Tous les sept ans de ce cycle du jubilé, les dettes qu’avaient les citoyens devaient être éliminées (Deutéronome 15 : 1-3). Les propriétaires ne devaient pas moissonner entièrement leurs champs ni vendanger toutes leurs vignes, ceci afin de permettre aux pauvres de glaner ce qui y restait (Lévitique 19 : 9-10) ; et lors des années de relâche (jachère), les pauvres avaient le droit d’aller dans les champs pour ramasser ce qui poussait tout seul (Exode 23 : 10-11).
À de très rares exceptions près, les sociétés n’ont pas suivi ces principes bienveillants de soutien mutuel de bon voisinage. Le capitalisme et son enfant, la mondialisation, sont de par leur nature amoraux et égoïstes. Lorsque la motivation principale est d’amasser de plus en plus de richesses, les faibles et les pauvres sont opprimés.
Une perspective différente
Le monde profite de l’œuvre pionnière de visionnaires exceptionnels comme Muhammad Yunus. Et exécuter les solutions économiques adaptées comme celles de Jeffrey Sachs ou écouter les commentateurs « sur le terrain » comme Jeremy Seabrook (qui nous avertit de ne pas déraciner les gens de leurs environnements et cultures dans des tentatives peu judicieuses visant à les forcer d’être comme nous), n’est pas ce que le monde pourrait faire de pire.
Chaque individu dans les nations nanties peut faire sa part pour minimiser l’exploitation et l’abus des très pauvres de ce monde.
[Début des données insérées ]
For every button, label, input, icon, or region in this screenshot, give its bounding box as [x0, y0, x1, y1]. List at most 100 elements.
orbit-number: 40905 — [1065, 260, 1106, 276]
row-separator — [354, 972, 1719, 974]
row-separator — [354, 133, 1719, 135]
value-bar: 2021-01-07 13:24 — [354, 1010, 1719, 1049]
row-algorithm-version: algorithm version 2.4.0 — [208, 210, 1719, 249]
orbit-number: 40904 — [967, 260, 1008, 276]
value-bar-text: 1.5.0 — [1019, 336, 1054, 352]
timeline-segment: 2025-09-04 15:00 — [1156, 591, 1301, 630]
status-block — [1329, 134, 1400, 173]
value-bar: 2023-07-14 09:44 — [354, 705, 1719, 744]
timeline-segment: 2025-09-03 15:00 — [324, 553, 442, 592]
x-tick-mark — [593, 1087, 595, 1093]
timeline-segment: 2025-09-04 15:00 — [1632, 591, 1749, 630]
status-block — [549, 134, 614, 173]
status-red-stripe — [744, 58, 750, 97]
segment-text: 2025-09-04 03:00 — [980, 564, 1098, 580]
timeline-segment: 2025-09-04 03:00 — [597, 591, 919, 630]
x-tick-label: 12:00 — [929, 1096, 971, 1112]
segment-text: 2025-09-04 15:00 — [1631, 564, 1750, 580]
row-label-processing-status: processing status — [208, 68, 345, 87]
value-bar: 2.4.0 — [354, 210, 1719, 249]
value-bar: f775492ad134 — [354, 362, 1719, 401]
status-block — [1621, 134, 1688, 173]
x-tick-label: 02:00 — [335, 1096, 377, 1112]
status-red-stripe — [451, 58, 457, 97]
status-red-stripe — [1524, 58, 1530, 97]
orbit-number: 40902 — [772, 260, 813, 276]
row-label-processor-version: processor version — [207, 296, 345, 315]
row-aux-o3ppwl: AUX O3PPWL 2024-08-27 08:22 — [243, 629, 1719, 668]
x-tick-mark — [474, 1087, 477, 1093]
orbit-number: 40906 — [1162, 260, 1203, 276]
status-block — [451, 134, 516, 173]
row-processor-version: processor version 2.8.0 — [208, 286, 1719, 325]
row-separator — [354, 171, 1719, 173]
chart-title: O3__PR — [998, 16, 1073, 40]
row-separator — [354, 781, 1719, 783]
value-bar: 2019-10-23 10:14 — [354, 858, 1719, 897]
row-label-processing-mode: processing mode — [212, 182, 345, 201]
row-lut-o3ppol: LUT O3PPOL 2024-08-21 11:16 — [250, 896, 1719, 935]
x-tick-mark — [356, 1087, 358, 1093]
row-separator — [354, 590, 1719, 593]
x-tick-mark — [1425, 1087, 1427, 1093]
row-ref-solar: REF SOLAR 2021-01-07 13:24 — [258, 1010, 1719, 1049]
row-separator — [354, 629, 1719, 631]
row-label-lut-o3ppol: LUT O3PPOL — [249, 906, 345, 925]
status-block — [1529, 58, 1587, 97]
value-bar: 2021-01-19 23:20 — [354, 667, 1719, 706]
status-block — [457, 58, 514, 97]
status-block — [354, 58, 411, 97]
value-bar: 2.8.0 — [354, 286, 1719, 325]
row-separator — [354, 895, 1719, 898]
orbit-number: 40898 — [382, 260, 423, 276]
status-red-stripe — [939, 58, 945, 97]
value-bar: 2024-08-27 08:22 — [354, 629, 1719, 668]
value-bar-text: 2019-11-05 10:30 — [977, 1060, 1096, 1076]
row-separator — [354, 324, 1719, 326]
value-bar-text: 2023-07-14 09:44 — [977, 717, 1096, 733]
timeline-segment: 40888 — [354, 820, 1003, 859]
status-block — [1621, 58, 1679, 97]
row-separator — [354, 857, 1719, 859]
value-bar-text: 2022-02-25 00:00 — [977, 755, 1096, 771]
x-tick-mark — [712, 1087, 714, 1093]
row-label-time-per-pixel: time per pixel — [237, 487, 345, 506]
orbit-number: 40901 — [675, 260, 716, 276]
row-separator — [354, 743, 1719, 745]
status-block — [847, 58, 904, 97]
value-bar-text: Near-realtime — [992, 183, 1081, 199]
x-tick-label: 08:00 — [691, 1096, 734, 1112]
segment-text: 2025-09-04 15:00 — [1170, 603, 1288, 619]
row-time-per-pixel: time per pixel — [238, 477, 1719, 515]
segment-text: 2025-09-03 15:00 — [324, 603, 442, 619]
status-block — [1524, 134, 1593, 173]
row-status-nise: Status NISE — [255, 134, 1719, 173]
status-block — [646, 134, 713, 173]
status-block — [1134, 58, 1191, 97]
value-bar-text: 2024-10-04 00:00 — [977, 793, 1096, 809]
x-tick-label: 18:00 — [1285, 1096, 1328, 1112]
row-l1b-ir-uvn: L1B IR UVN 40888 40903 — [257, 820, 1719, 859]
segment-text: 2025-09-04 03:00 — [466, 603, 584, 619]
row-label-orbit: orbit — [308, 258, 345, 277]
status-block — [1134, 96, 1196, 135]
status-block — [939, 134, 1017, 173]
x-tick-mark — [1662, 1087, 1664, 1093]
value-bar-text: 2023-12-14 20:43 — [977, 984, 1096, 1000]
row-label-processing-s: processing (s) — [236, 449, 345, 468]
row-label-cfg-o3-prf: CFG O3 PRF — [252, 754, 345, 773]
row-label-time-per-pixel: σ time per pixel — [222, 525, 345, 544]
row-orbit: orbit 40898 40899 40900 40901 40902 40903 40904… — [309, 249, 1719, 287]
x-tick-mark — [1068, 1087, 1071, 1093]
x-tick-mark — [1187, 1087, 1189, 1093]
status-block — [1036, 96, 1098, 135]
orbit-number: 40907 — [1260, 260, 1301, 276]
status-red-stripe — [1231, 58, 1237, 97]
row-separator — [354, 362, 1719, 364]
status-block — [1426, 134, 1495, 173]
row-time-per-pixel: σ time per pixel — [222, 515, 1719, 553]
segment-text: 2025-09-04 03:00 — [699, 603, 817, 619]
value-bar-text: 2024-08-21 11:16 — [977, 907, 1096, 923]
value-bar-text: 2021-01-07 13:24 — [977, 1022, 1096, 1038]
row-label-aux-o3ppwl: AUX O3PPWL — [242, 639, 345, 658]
Mais pouvons-nous réellement nous attendre à ce que tout le monde, sur la base d’une prétendue bonté humaine innée, renonce à son désir de gain personnel grandissant et choisisse plutôt d’agir dans le meilleur intérêt des autres, mettant ainsi un terme définitif à l’oppression et à la pauvreté ? L’histoire de l’humanité suggère que non. Devons-nous donc tout simplement accepter le caractère inévitable de la pauvreté ?
Aussi surprenant que cela puisse paraître pour certains, le message de Jésus-Christ annonça également un jubilé ultime. Adressant la parole à ses concitoyens, il prédit qu’un jour, l’oppression serait balayée : « L’Esprit du Seigneur est sur moi, parce qu’il m’a oint pour annoncer une bonne nouvelle aux pauvres ; il m’a envoyé pour guérir ceux qui ont le cœur brisé, pour proclamer aux captifs la délivrance, et aux aveugles le recouvrement de la vue, pour renvoyer libres les opprimés, pour publier une année de grâce du Seigneur » (Luc 4 : 18-19). Il annonçait par là l’arrivée du royaume de Dieu sur la terre.
Au bout du compte, ce ne sont pas les humains qui vont, par altruisme, mettre un terme aux souffrances des plus démunis. C’est le Christ qui, finalement, fera de la pauvreté un élément du passé.